Duas testemunhas do acidente que vitimou fatalmente o jogador português Diogo Jota, do Liverpool, e seu irmão André Silva, contestaram publicamente a versão oficial divulgada pela Guarda Civil da Espanha. Segundo o laudo preliminar das autoridades, o acidente teria sido causado por “possível velocidade excessiva” durante uma ultrapassagem na rodovia A-52, na altura da cidade de Palacios de Sanabria, e pelo estouro de um pneu, o que levou o veículo a sair da pista e explodir.
Entretanto, o caminhoneiro português José Azevedo, que afirma ter presenciado o momento do acidente, garante que o carro em que os irmãos estavam trafegava de forma segura. Em depoimento ao jornal Correio da Manhã, Azevedo afirmou que os jovens estavam dirigindo “com muita calma” e negou qualquer indício de velocidade incompatível com a via. Ele disse ter filmado o veículo momentos antes da tragédia e parou para tentar prestar socorro às vítimas.
“A família tem a minha palavra de que eles não estavam em alta velocidade. Eu pude ver a marca e a cor do carro quando passaram por mim. Eles estavam dirigindo com muita calma. Eu conheço bem aquela estrada, passo ali todos os dias de segunda a sábado, e já vi coisas realmente perigosas. Esse não foi o caso”, relatou Azevedo.

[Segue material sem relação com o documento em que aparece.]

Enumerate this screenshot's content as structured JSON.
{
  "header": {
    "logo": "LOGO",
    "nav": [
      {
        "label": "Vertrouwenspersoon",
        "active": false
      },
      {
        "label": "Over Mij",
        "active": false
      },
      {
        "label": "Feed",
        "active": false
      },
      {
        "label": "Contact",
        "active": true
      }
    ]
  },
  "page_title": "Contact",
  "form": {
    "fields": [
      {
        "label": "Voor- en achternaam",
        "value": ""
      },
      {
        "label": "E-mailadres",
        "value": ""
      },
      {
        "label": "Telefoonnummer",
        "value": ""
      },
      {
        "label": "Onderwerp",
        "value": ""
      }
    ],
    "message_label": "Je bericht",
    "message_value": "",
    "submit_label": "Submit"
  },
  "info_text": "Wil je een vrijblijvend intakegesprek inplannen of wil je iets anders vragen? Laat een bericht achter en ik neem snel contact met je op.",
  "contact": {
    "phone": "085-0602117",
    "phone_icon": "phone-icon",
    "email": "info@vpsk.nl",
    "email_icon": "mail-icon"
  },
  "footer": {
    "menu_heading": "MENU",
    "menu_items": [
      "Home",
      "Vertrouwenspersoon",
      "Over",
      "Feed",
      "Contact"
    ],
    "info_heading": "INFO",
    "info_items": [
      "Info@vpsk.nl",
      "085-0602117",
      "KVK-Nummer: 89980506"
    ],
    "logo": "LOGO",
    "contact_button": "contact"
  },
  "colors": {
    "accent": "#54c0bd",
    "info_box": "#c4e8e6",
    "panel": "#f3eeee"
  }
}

Um segundo caminhoneiro, amigo de Azevedo, também testemunhou o acidente e corroborou a versão de que os atletas conduziam o veículo em velocidade normal. As declarações dos dois contradizem diretamente a narrativa oficial, que associa o acidente a uma combinação de imprudência e falha mecânica.
Diogo Jota e André Silva seguiam viagem com destino a Santander, no norte da Espanha, de onde partiriam para Portsmouth, no Reino Unido. A escolha por viajar de carro foi motivada por recomendações médicas. O jogador havia sido submetido recentemente a uma cirurgia pulmonar e foi orientado a evitar viagens de avião devido ao risco representado pela variação de pressão atmosférica durante o voo, o que poderia comprometer sua recuperação.
O caso segue sob investigação, e a divergência entre os testemunhos e o laudo inicial pode levar a uma reavaliação das causas do acidente pelas autoridades espanholas.